By Sarah Chen | May 19, 2026
Stocks slid for a second day Tuesday as fresh inflation concerns pushed Treasury yields higher and fueled a rotation from growth into defensive sectors. The S&P 500 fell 0.4%. The Dow lost 95 points. The Nasdaq declined 0.6%.
The catalyst was an unexpected uptick in the Producer Price Index for April, which rose 0.3% month-over-month against expectations of 0.1%. Core PPI, excluding food and energy, came in at 0.3% as well. The data raised concerns that disinflation had stalled, reinforcing the Fed’s higher-for-longer narrative.
The 10-year Treasury yield rose 6 basis points to 4.41%. The 2-year yield, more sensitive to Fed policy expectations, climbed 8 basis points to 4.68%.

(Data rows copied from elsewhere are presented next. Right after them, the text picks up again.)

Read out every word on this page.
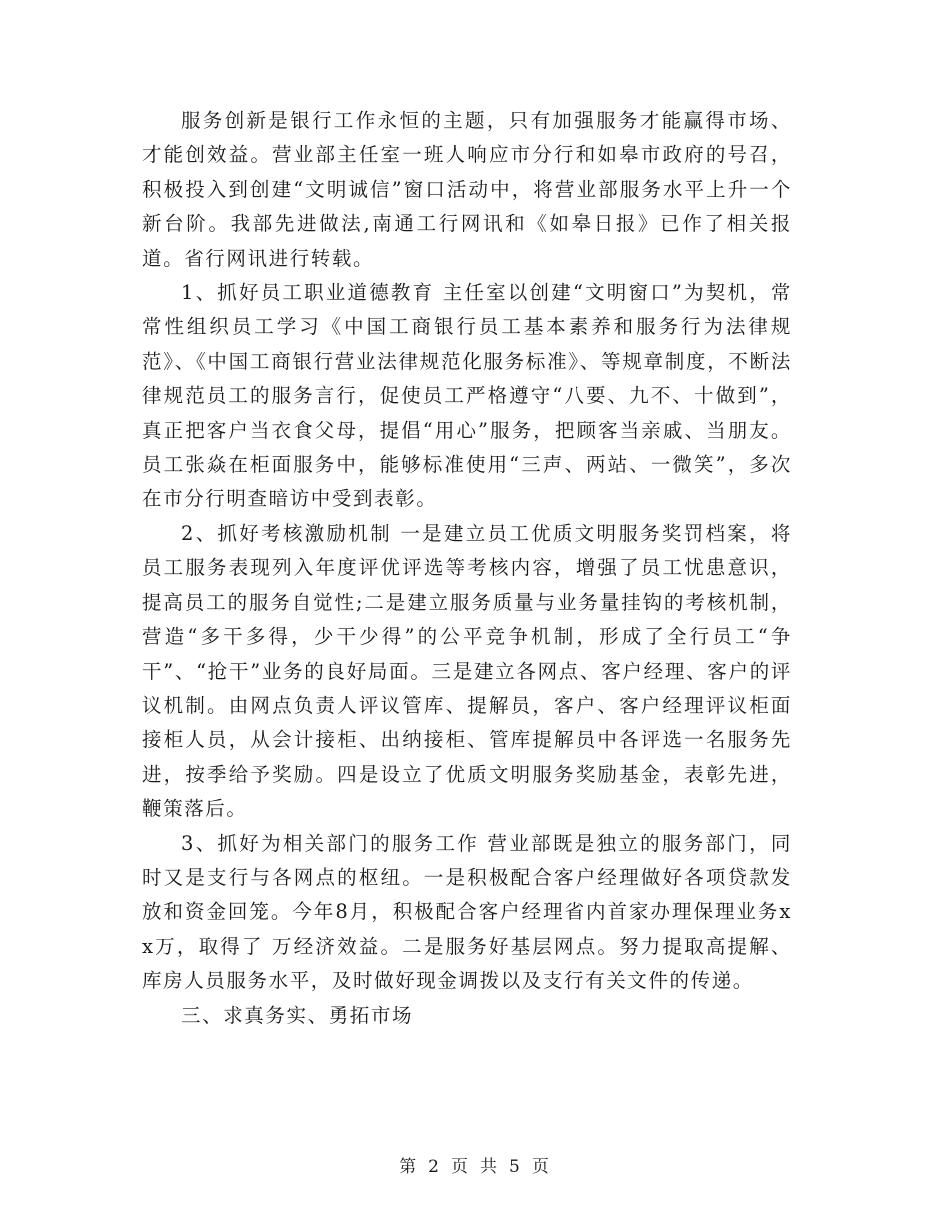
服务创新是银行工作永恒的主题，只有加强服务才能赢得市场、才能创效益。营业部主任室一班人响应市分行和如皋市政府的号召，积极投入到创建“文明诚信”窗口活动中，将营业部服务水平上升一个新台阶。我部先进做法,南通工行网讯和《如皋日报》已作了相关报道。省行网讯进行转载。

1、抓好员工职业道德教育 主任室以创建“文明窗口”为契机，常常性组织员工学习《中国工商银行员工基本素养和服务行为法律规范》、《中国工商银行营业法律规范化服务标准》、等规章制度，不断法律规范员工的服务言行，促使员工严格遵守“八要、九不、十做到”，真正把客户当衣食父母，提倡“用心”服务，把顾客当亲戚、当朋友。员工张焱在柜面服务中，能够标准使用“三声、两站、一微笑”，多次在市分行明查暗访中受到表彰。

2、抓好考核激励机制 一是建立员工优质文明服务奖罚档案，将员工服务表现列入年度评优评选等考核内容，增强了员工忧患意识，提高员工的服务自觉性;二是建立服务质量与业务量挂钩的考核机制，营造“多干多得，少干少得”的公平竞争机制，形成了全行员工“争干”、“抢干”业务的良好局面。三是建立各网点、客户经理、客户的评议机制。由网点负责人评议管库、提解员，客户、客户经理评议柜面接柜人员，从会计接柜、出纳接柜、管库提解员中各评选一名服务先进，按季给予奖励。四是设立了优质文明服务奖励基金，表彰先进，鞭策落后。

3、抓好为相关部门的服务工作 营业部既是独立的服务部门，同时又是支行与各网点的枢纽。一是积极配合客户经理做好各项贷款发放和资金回笼。今年8月，积极配合客户经理省内首家办理保理业务xx万，取得了 万经济效益。二是服务好基层网点。努力提取高提解、库房人员服务水平，及时做好现金调拨以及支行有关文件的传递。

三、求真务实、勇拓市场

第 2 页 共 5 页
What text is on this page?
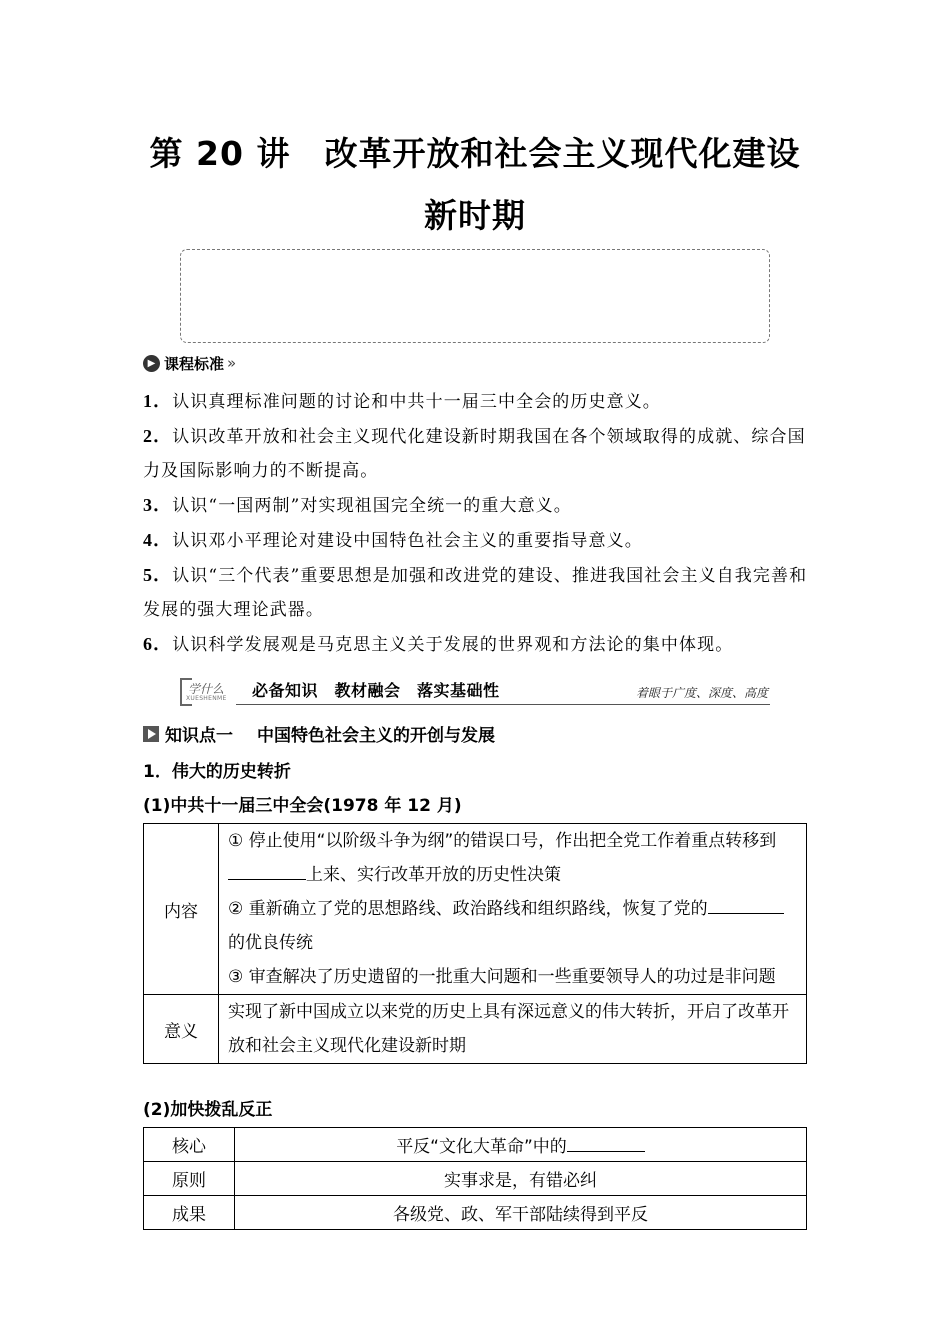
第 20 讲　改革开放和社会主义现代化建设
新时期
▶ 课程标准 »
1．认识真理标准问题的讨论和中共十一届三中全会的历史意义。
2．认识改革开放和社会主义现代化建设新时期我国在各个领域取得的成就、综合国力及国际影响力的不断提高。
3．认识“一国两制”对实现祖国完全统一的重大意义。
4．认识邓小平理论对建设中国特色社会主义的重要指导意义。
5．认识“三个代表”重要思想是加强和改进党的建设、推进我国社会主义自我完善和发展的强大理论武器。
6．认识科学发展观是马克思主义关于发展的世界观和方法论的集中体现。
学什么
XUESHENME 必备知识　教材融会　落实基础性	着眼于广度、深度、高度
知识点一 中国特色社会主义的开创与发展
1．伟大的历史转折
(1)中共十一届三中全会(1978 年 12 月)
内容	① 停止使用“以阶级斗争为纲”的错误口号，作出把全党工作着重点转移到上来、实行改革开放的历史性决策
② 重新确立了党的思想路线、政治路线和组织路线，恢复了党的的优良传统
③ 审查解决了历史遗留的一批重大问题和一些重要领导人的功过是非问题

意义	实现了新中国成立以来党的历史上具有深远意义的伟大转折，开启了改革开放和社会主义现代化建设新时期
(2)加快拨乱反正
核心	平反“文化大革命”中的
原则	实事求是，有错必纠
成果	各级党、政、军干部陆续得到平反
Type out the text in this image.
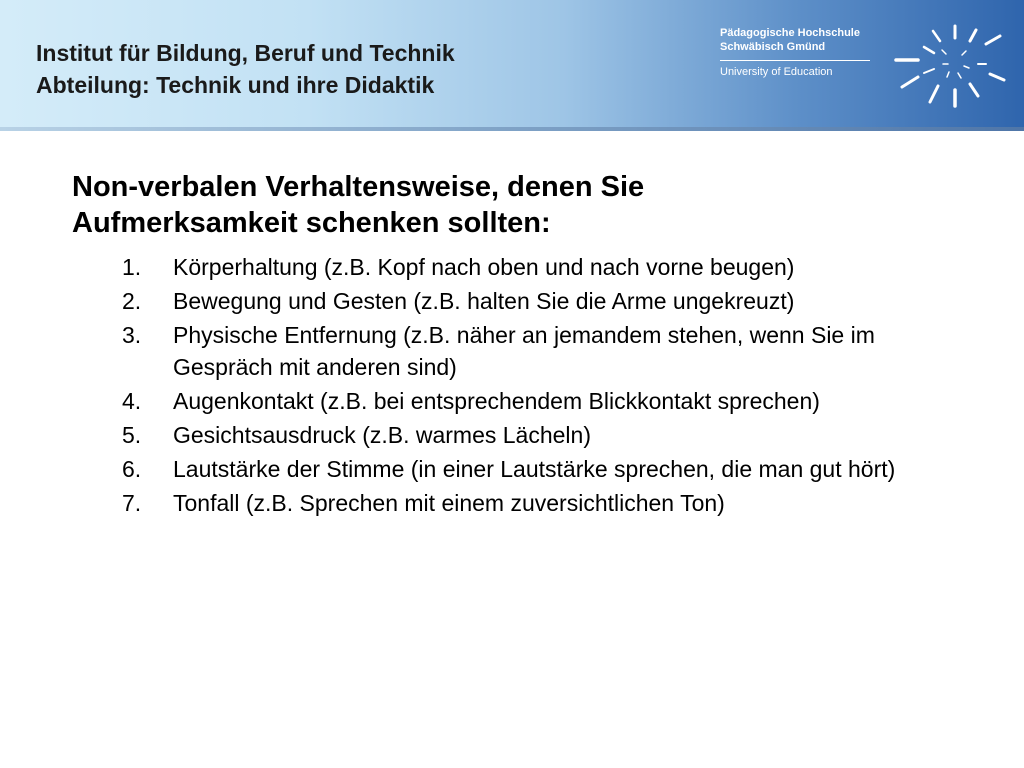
Institut für Bildung, Beruf und Technik
Abteilung: Technik und ihre Didaktik
Pädagogische Hochschule
Schwäbisch Gmünd
University of Education
Non-verbalen Verhaltensweise, denen Sie
Aufmerksamkeit schenken sollten:
1. Körperhaltung (z.B. Kopf nach oben und nach vorne beugen)
2. Bewegung und Gesten (z.B. halten Sie die Arme ungekreuzt)
3. Physische Entfernung (z.B. näher an jemandem stehen, wenn Sie im Gespräch mit anderen sind)
4. Augenkontakt (z.B. bei entsprechendem Blickkontakt sprechen)
5. Gesichtsausdruck (z.B. warmes Lächeln)
6. Lautstärke der Stimme (in einer Lautstärke sprechen, die man gut hört)
7. Tonfall (z.B. Sprechen mit einem zuversichtlichen Ton)
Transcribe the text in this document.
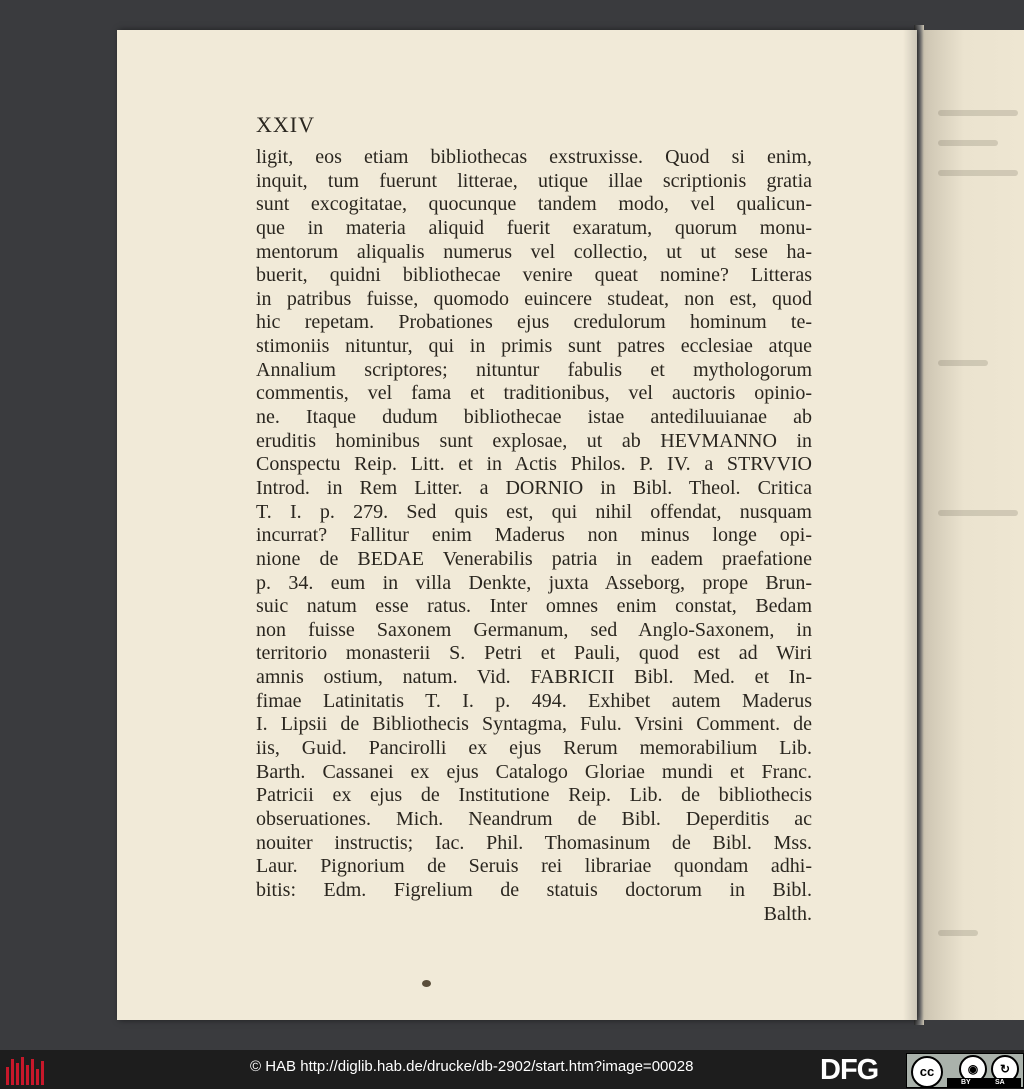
XXIV
ligit, eos etiam bibliothecas exstruxisse. Quod si enim,
inquit, tum fuerunt litterae, utique illae scriptionis gratia
sunt excogitatae, quocunque tandem modo, vel qualicun-
que in materia aliquid fuerit exaratum, quorum monu-
mentorum aliqualis numerus vel collectio, ut ut sese ha-
buerit, quidni bibliothecae venire queat nomine? Litteras
in patribus fuisse, quomodo euincere studeat, non est, quod
hic repetam. Probationes ejus credulorum hominum te-
stimoniis nituntur, qui in primis sunt patres ecclesiae atque
Annalium scriptores; nituntur fabulis et mythologorum
commentis, vel fama et traditionibus, vel auctoris opinio-
ne. Itaque dudum bibliothecae istae antediluuianae ab
eruditis hominibus sunt explosae, ut ab HEVMANNO in
Conspectu Reip. Litt. et in Actis Philos. P. IV. a STRVVIO
Introd. in Rem Litter. a DORNIO in Bibl. Theol. Critica
T. I. p. 279. Sed quis est, qui nihil offendat, nusquam
incurrat? Fallitur enim Maderus non minus longe opi-
nione de BEDAE Venerabilis patria in eadem praefatione
p. 34. eum in villa Denkte, juxta Asseborg, prope Brun-
suic natum esse ratus. Inter omnes enim constat, Bedam
non fuisse Saxonem Germanum, sed Anglo-Saxonem, in
territorio monasterii S. Petri et Pauli, quod est ad Wiri
amnis ostium, natum. Vid. FABRICII Bibl. Med. et In-
fimae Latinitatis T. I. p. 494. Exhibet autem Maderus
I. Lipsii de Bibliothecis Syntagma, Fulu. Vrsini Comment. de
iis, Guid. Pancirolli ex ejus Rerum memorabilium Lib.
Barth. Cassanei ex ejus Catalogo Gloriae mundi et Franc.
Patricii ex ejus de Institutione Reip. Lib. de bibliothecis
obseruationes. Mich. Neandrum de Bibl. Deperditis ac
nouiter instructis; Iac. Phil. Thomasinum de Bibl. Mss.
Laur. Pignorium de Seruis rei librariae quondam adhi-
bitis: Edm. Figrelium de statuis doctorum in Bibl.
Balth.
© HAB http://diglib.hab.de/drucke/db-2902/start.htm?image=00028	DFG	cc	◉	↻
BY	SA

Defensive sectors outperformed. Utilities added 0.7%. Consumer staples rose 0.4%. Healthcare was flat. On the losing side, technology fell 0.8%, consumer discretionary dropped 1.1%, and real estate declined 0.9%.
Morningstar published a note recommending investors reallocate from growth to value, citing the rate environment. The Russell 1000 Value Index outperformed its growth counterpart by 0.7 percentage points on the day.